Our present data also show that HO-1 overexpression by Ad-HO-1 gene transfer selectively upregulated the expression of antiapoptotic Bcl-2 and Bcl-xL. The cellular and physiological mechanisms by which HO-1 exerts cytoprotective functions may involve the expression of antiapoptotic proteins in the ischemic organ. Indeed, preventing liver apoptosis in this study was accompanied by enhanced local expression of Bcl-2 and Bcl-xL. Both are protective molecules and exert antiapoptotic functions, with Bcl-2 preventing the release of apoptogenic factors, such as cytochrome c, an apoptosis-inducing factor from mitochondria, into the cytosol (Susin et al., 1996; Kluck et al., 1997). Moreover, Bcl-2 overexpression blocks cell death by preserving mitochondrial integrity and promoting ATP generation (Saikumar et al., 1998). Consistent with our findings, increased expression of Bcl-2 or Bcl-xL prevented cell apoptosis in ischemic liver, whereas silencing of HO-1 with siRNA diminished Bcl-2 and Bcl-xL expression. These are consistent with previous data on the role of antiapoptotic Bcl-2/Bcl-xL in mouse liver IRI (Bilbao et al., 1999).

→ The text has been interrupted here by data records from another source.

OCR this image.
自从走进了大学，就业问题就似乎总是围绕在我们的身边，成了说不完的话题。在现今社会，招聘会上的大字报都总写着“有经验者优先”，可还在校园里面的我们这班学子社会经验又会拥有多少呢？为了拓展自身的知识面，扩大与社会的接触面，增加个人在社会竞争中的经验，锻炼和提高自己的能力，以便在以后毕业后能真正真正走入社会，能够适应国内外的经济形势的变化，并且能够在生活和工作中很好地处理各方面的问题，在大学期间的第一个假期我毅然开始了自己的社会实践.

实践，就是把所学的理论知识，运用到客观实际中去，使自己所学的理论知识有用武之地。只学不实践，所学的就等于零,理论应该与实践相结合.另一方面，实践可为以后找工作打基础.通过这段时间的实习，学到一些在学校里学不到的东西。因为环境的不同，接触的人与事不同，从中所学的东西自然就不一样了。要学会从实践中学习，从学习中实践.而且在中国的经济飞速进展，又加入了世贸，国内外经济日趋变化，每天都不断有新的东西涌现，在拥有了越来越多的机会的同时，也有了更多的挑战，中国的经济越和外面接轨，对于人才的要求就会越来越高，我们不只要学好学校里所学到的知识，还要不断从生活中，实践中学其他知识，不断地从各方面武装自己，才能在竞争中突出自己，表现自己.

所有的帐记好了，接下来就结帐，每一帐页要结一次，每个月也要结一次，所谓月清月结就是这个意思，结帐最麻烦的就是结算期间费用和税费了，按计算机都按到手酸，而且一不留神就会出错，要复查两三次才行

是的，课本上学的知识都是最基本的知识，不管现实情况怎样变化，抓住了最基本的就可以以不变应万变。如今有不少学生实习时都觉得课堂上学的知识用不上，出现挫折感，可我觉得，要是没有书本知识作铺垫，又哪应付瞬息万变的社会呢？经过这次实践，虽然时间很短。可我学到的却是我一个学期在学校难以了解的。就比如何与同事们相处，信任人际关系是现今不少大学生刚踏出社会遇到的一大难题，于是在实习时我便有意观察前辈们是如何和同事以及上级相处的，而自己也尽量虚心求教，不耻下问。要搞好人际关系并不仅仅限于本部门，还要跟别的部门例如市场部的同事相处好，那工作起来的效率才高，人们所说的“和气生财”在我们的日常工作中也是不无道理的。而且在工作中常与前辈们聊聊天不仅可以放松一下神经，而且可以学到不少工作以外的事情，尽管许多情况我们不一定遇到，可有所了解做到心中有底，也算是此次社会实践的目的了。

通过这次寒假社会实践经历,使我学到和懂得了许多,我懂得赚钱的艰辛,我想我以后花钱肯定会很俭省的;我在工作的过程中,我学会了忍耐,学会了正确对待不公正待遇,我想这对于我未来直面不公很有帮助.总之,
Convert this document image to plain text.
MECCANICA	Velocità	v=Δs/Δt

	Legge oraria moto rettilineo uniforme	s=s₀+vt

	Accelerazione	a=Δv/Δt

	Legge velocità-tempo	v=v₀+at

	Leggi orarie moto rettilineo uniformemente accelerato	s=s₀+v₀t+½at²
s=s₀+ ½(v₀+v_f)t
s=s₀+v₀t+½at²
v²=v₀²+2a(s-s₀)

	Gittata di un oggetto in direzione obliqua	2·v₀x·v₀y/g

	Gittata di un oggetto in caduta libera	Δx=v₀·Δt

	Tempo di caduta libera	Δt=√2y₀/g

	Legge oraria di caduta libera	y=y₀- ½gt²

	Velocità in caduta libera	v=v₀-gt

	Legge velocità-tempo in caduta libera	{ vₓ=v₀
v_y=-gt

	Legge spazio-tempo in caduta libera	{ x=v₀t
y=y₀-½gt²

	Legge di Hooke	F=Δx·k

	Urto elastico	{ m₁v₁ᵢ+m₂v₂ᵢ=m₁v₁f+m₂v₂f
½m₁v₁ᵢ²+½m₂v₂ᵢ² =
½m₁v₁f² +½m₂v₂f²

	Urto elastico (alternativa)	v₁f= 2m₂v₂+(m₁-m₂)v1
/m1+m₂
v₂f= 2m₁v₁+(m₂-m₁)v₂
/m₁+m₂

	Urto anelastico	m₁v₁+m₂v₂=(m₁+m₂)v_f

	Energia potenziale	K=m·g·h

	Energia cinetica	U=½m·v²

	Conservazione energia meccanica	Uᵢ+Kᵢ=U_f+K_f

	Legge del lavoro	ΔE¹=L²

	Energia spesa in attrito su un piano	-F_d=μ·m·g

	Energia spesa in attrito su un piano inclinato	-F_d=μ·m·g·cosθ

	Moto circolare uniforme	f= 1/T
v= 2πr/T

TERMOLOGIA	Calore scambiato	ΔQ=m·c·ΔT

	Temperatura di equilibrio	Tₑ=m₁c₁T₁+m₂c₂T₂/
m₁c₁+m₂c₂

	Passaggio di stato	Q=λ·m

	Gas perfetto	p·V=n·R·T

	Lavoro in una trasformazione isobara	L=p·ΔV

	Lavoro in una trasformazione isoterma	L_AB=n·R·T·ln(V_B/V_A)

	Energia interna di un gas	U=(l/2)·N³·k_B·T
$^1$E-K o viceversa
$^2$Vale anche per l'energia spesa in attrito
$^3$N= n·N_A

Our study has shown that HO-1 siRNA has potent blocking efficacy both in vitro as well as in vivo. RNA interference with siRNA is a new and powerful technology that allows the silencing of selective genes. The exogenous administration of siRNA resulted in silencing of the messenger RNA in liver and resulted in decreased plasma levels of targeting gene. It has been shown that systemic delivery of caspase-8 and caspase-3 with siRNA prevents vascular endothelial cell injury in mice with endotoxic shock (Matsuda et al., 2007), and protects against liver IRI (Contreras et al., 2004). Moreover, administration of siRNA targeting complement 3 prevented renal IRI (Zheng et al., 2006). Furthermore, silencing Fas expression with siRNA protected hepatocytes from fulminant hepatitis (Song et al., 2003). Although transgenic mice as well as viral constructs have been used to deliver siRNA in vivo (Hasuwa et al., 2002; Rubinson et al., 2003), systemic siRNA delivery via transfection of chemicals or viral vectors might raise potential toxicity concerns in the clinical setting. Our study demonstrates that siRNA can be used safely and with great potency. Hence, siRNA delivery to the liver, without mediation by viral vectors or transfection agents, is biologically effective and may be successfully used to study the function of individual genes.
This work was supported by NIH grants RO1 DK062357, AI23847, and AI42223 (J.W.K.W.), and by the Dumont Research Foundation.
No competing financial interests exist.